Will banks foreclose on my house if I don't pay my mortgage?

It depends where you live, and it depends on your mortgage.

Generally speaking, the CARES Act imposes a moratorium on foreclosures — though that only applies to people with federally backed mortgages, which include FHA loans, Fannie Mae and Freddie Mac, Veteran's Administration, etc. Fortunately, that's roughly 70% of mortgages nationwide.

In D.C., an emergency bill passed this week requires mortgage providers and servicers to offer qualified borrowers impacted by the pandemic payment deferral lasting as long as 90 days.

In Maryland, courts have stopped hearing any foreclosure or tax sale cases.

Housing advocates say that homeowners facing difficulties paying their mortgage should contact their lender to see what options are available to them.

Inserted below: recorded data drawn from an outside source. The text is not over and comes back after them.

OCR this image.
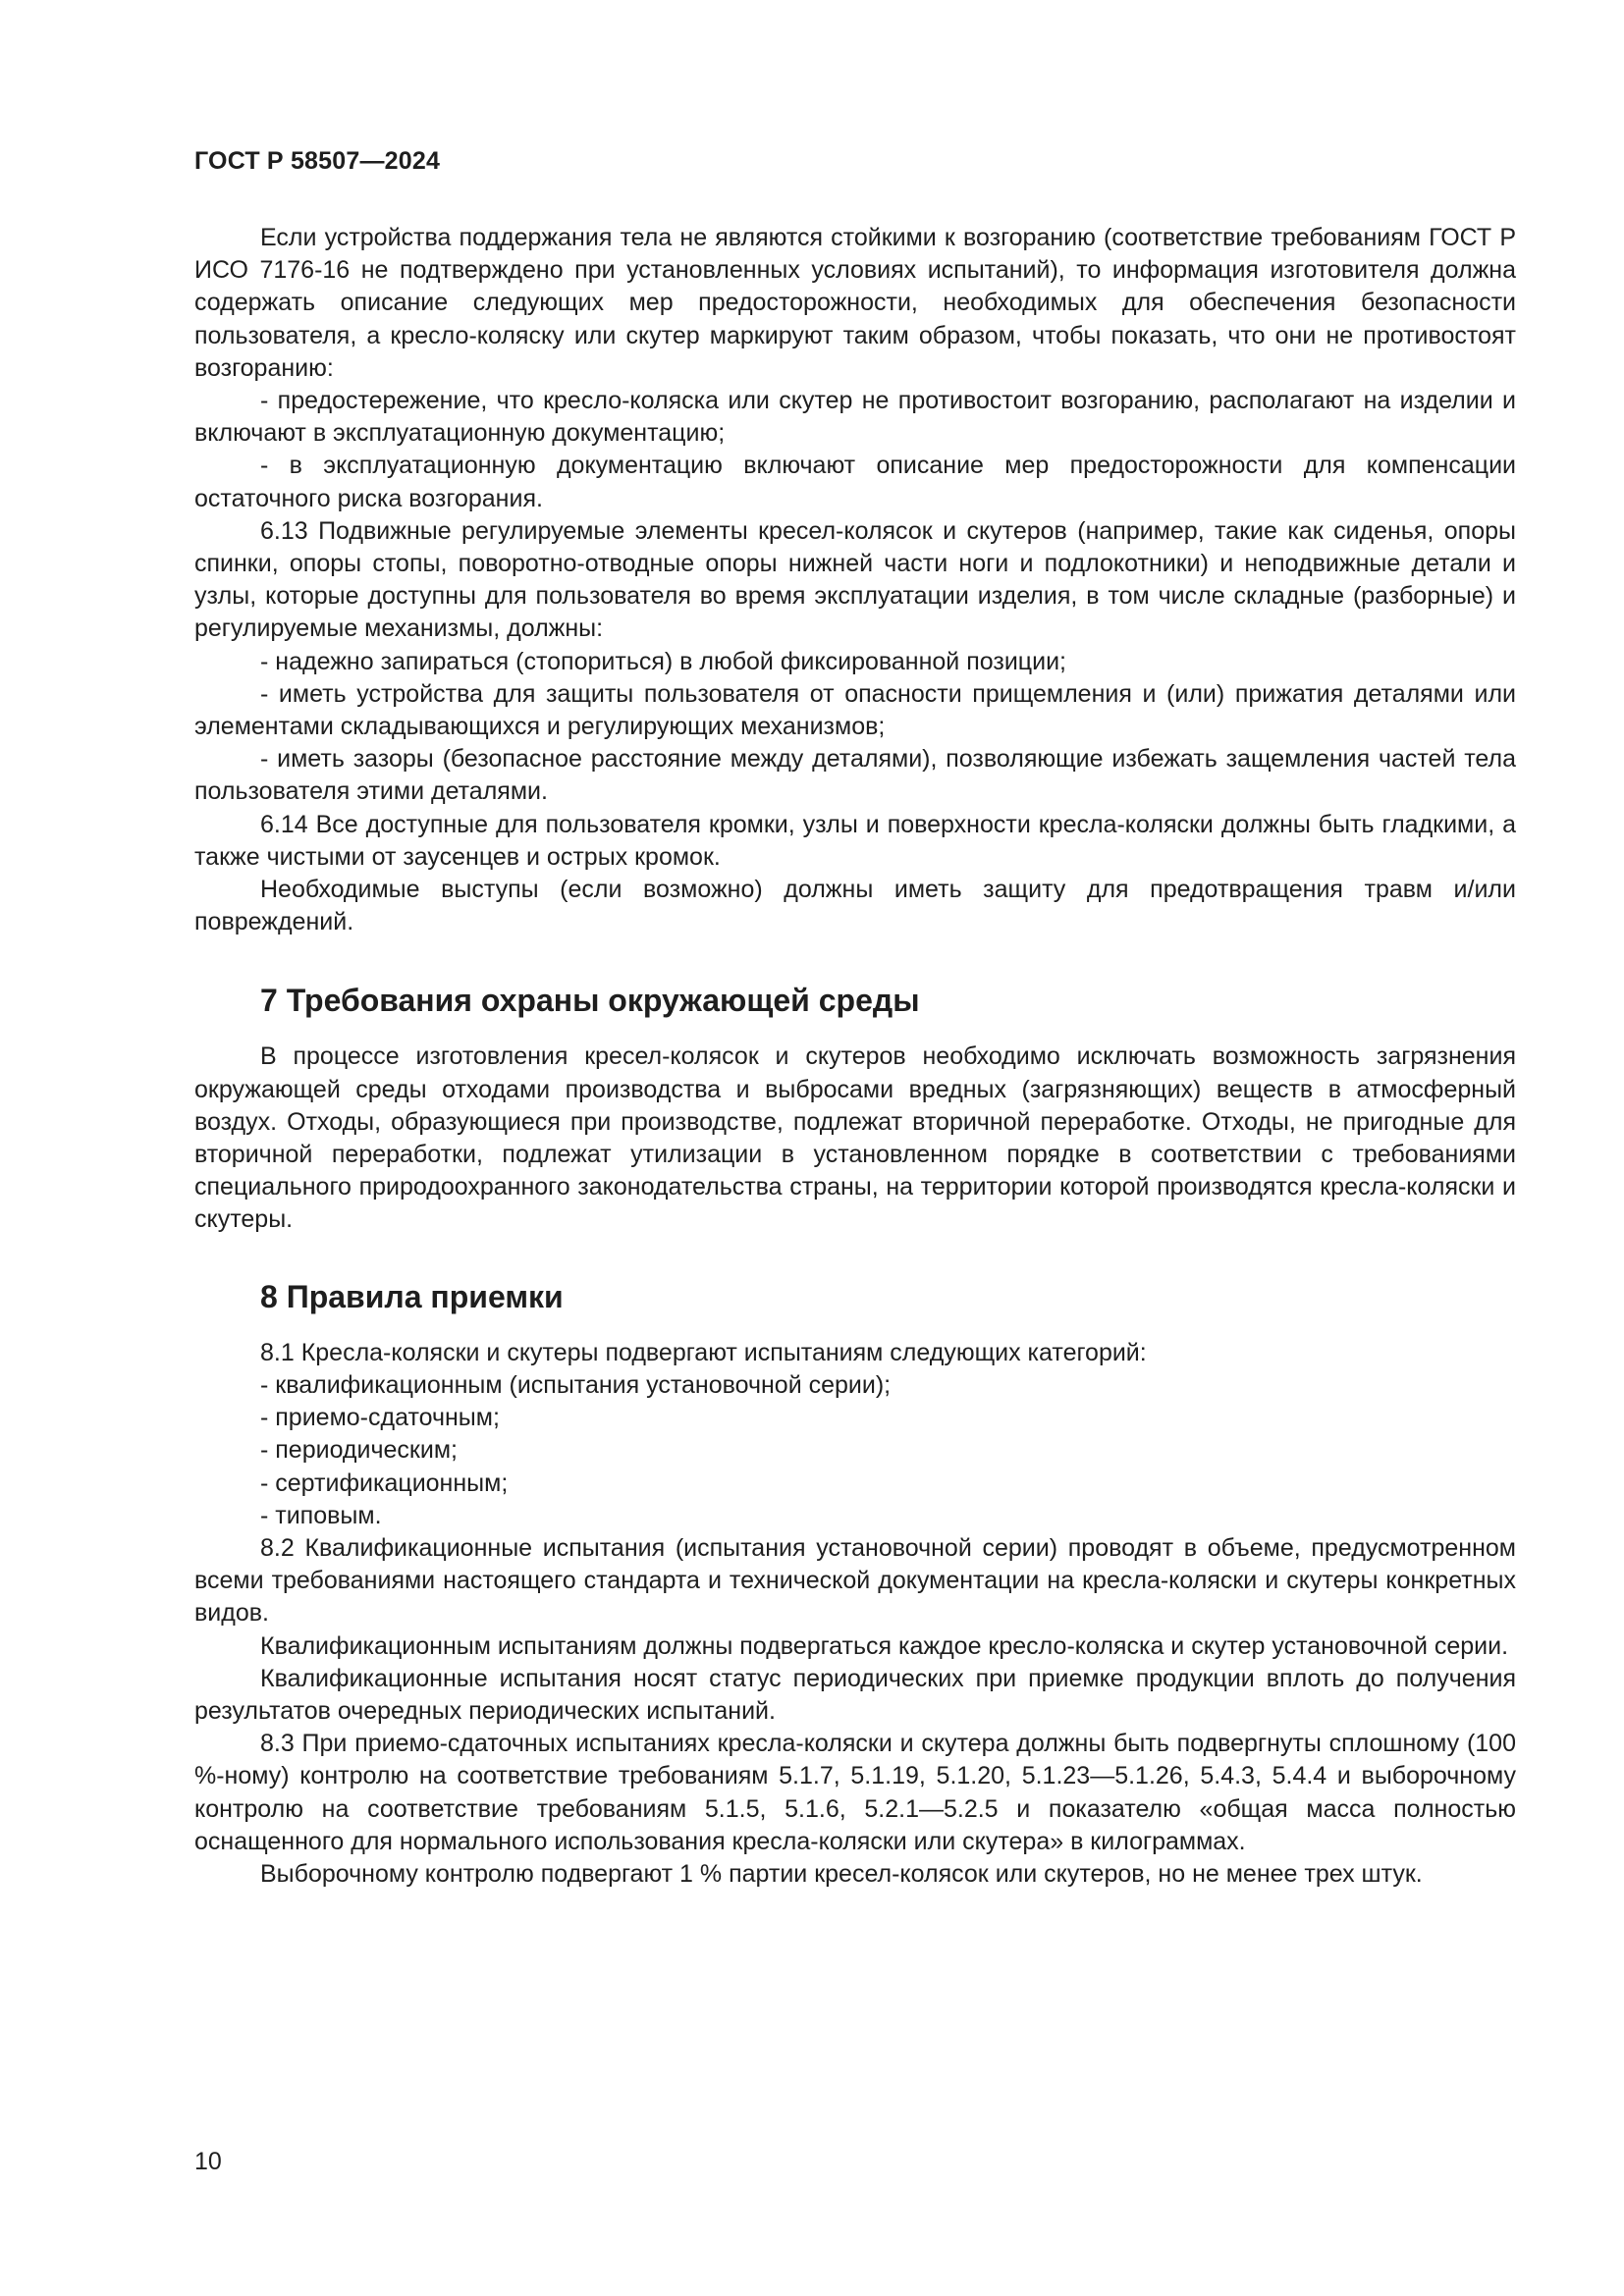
ГОСТ Р 58507—2024

Если устройства поддержания тела не являются стойкими к возгоранию (соответствие требованиям ГОСТ Р ИСО 7176-16 не подтверждено при установленных условиях испытаний), то информация изготовителя должна содержать описание следующих мер предосторожности, необходимых для обеспечения безопасности пользователя, а кресло-коляску или скутер маркируют таким образом, чтобы показать, что они не противостоят возгоранию:

- предостережение, что кресло-коляска или скутер не противостоит возгоранию, располагают на изделии и включают в эксплуатационную документацию;

- в эксплуатационную документацию включают описание мер предосторожности для компенсации остаточного риска возгорания.

6.13 Подвижные регулируемые элементы кресел-колясок и скутеров (например, такие как сиденья, опоры спинки, опоры стопы, поворотно-отводные опоры нижней части ноги и подлокотники) и неподвижные детали и узлы, которые доступны для пользователя во время эксплуатации изделия, в том числе складные (разборные) и регулируемые механизмы, должны:

- надежно запираться (стопориться) в любой фиксированной позиции;

- иметь устройства для защиты пользователя от опасности прищемления и (или) прижатия деталями или элементами складывающихся и регулирующих механизмов;

- иметь зазоры (безопасное расстояние между деталями), позволяющие избежать защемления частей тела пользователя этими деталями.

6.14 Все доступные для пользователя кромки, узлы и поверхности кресла-коляски должны быть гладкими, а также чистыми от заусенцев и острых кромок.

Необходимые выступы (если возможно) должны иметь защиту для предотвращения травм и/или повреждений.

7 Требования охраны окружающей среды

В процессе изготовления кресел-колясок и скутеров необходимо исключать возможность загрязнения окружающей среды отходами производства и выбросами вредных (загрязняющих) веществ в атмосферный воздух. Отходы, образующиеся при производстве, подлежат вторичной переработке. Отходы, не пригодные для вторичной переработки, подлежат утилизации в установленном порядке в соответствии с требованиями специального природоохранного законодательства страны, на территории которой производятся кресла-коляски и скутеры.

8 Правила приемки

8.1 Кресла-коляски и скутеры подвергают испытаниям следующих категорий:

- квалификационным (испытания установочной серии);

- приемо-сдаточным;

- периодическим;

- сертификационным;

- типовым.

8.2 Квалификационные испытания (испытания установочной серии) проводят в объеме, предусмотренном всеми требованиями настоящего стандарта и технической документации на кресла-коляски и скутеры конкретных видов.

Квалификационным испытаниям должны подвергаться каждое кресло-коляска и скутер установочной серии.

Квалификационные испытания носят статус периодических при приемке продукции вплоть до получения результатов очередных периодических испытаний.

8.3 При приемо-сдаточных испытаниях кресла-коляски и скутера должны быть подвергнуты сплошному (100 %-ному) контролю на соответствие требованиям 5.1.7, 5.1.19, 5.1.20, 5.1.23—5.1.26, 5.4.3, 5.4.4 и выборочному контролю на соответствие требованиям 5.1.5, 5.1.6, 5.2.1—5.2.5 и показателю «общая масса полностью оснащенного для нормального использования кресла-коляски или скутера» в килограммах.

Выборочному контролю подвергают 1 % партии кресел-колясок или скутеров, но не менее трех штук.

10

But they also warn that while foreclosures may generally stop for the time being, homeowners haven't been absolved of their responsibility pay their mortgage (or property taxes).

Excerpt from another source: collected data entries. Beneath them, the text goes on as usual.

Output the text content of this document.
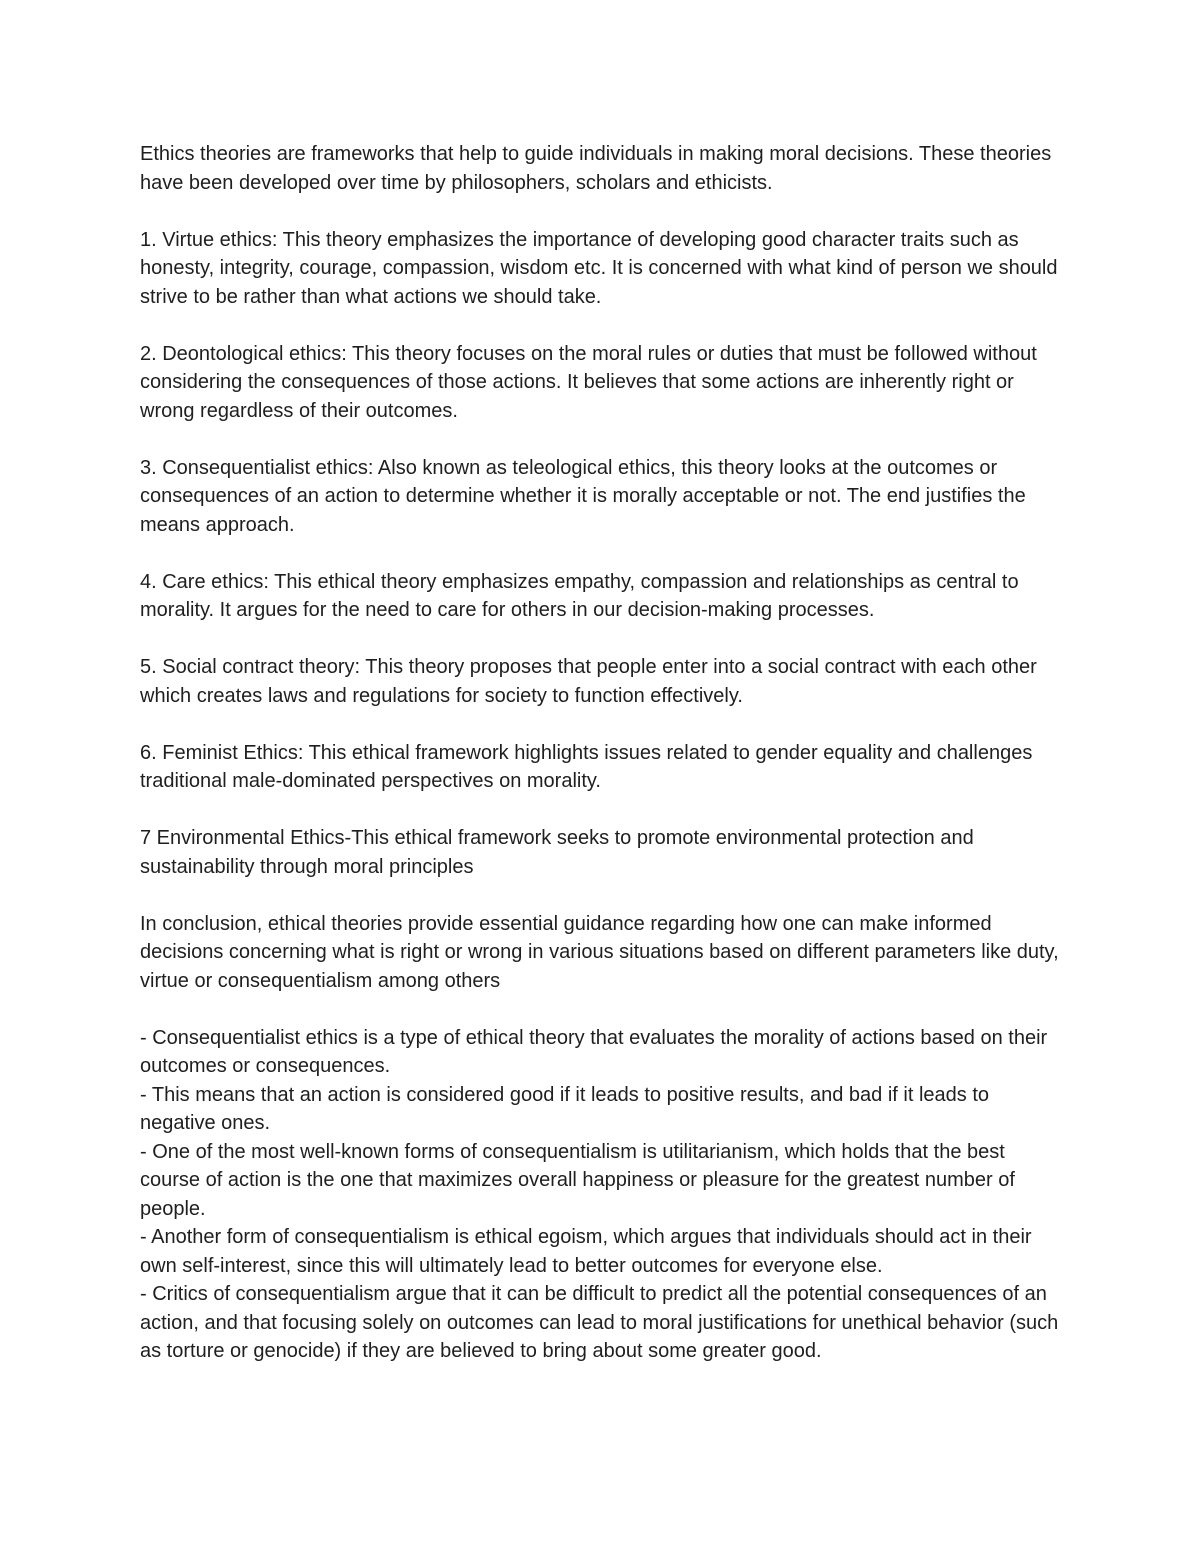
Ethics theories are frameworks that help to guide individuals in making moral decisions. These theories have been developed over time by philosophers, scholars and ethicists.

1. Virtue ethics: This theory emphasizes the importance of developing good character traits such as honesty, integrity, courage, compassion, wisdom etc. It is concerned with what kind of person we should strive to be rather than what actions we should take.

2. Deontological ethics: This theory focuses on the moral rules or duties that must be followed without considering the consequences of those actions. It believes that some actions are inherently right or wrong regardless of their outcomes.

3. Consequentialist ethics: Also known as teleological ethics, this theory looks at the outcomes or consequences of an action to determine whether it is morally acceptable or not. The end justifies the means approach.

4. Care ethics: This ethical theory emphasizes empathy, compassion and relationships as central to morality. It argues for the need to care for others in our decision-making processes.

5. Social contract theory: This theory proposes that people enter into a social contract with each other which creates laws and regulations for society to function effectively.

6. Feminist Ethics: This ethical framework highlights issues related to gender equality and challenges traditional male-dominated perspectives on morality.

7 Environmental Ethics-This ethical framework seeks to promote environmental protection and sustainability through moral principles

In conclusion, ethical theories provide essential guidance regarding how one can make informed decisions concerning what is right or wrong in various situations based on different parameters like duty, virtue or consequentialism among others

- Consequentialist ethics is a type of ethical theory that evaluates the morality of actions based on their outcomes or consequences.

- This means that an action is considered good if it leads to positive results, and bad if it leads to negative ones.

- One of the most well-known forms of consequentialism is utilitarianism, which holds that the best course of action is the one that maximizes overall happiness or pleasure for the greatest number of people.

- Another form of consequentialism is ethical egoism, which argues that individuals should act in their own self-interest, since this will ultimately lead to better outcomes for everyone else.

- Critics of consequentialism argue that it can be difficult to predict all the potential consequences of an action, and that focusing solely on outcomes can lead to moral justifications for unethical behavior (such as torture or genocide) if they are believed to bring about some greater good.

How about rent hikes or late fees?

The emergency bill in D.C. specifically prohibits rent increases during the state of emergency, no matter whether you live in a rent-controlled or market-rate unit. And yes, it applies retroactively — it prohibits any rent increase since the state of emergency was declared on March 11, but also any rent hike that was announced earlier but set to take effect during the state of emergency. And the ban also applies for 30 days beyond whenever the state of emergency ends.

It also may give some tenants temporary relief on their rent. If your landlord benefits from the mortgage payment deferral offered in D.C., they have to pass those savings on to you.

And a bill passed last month prohibits landlords from imposing fees for late or unpaid rent.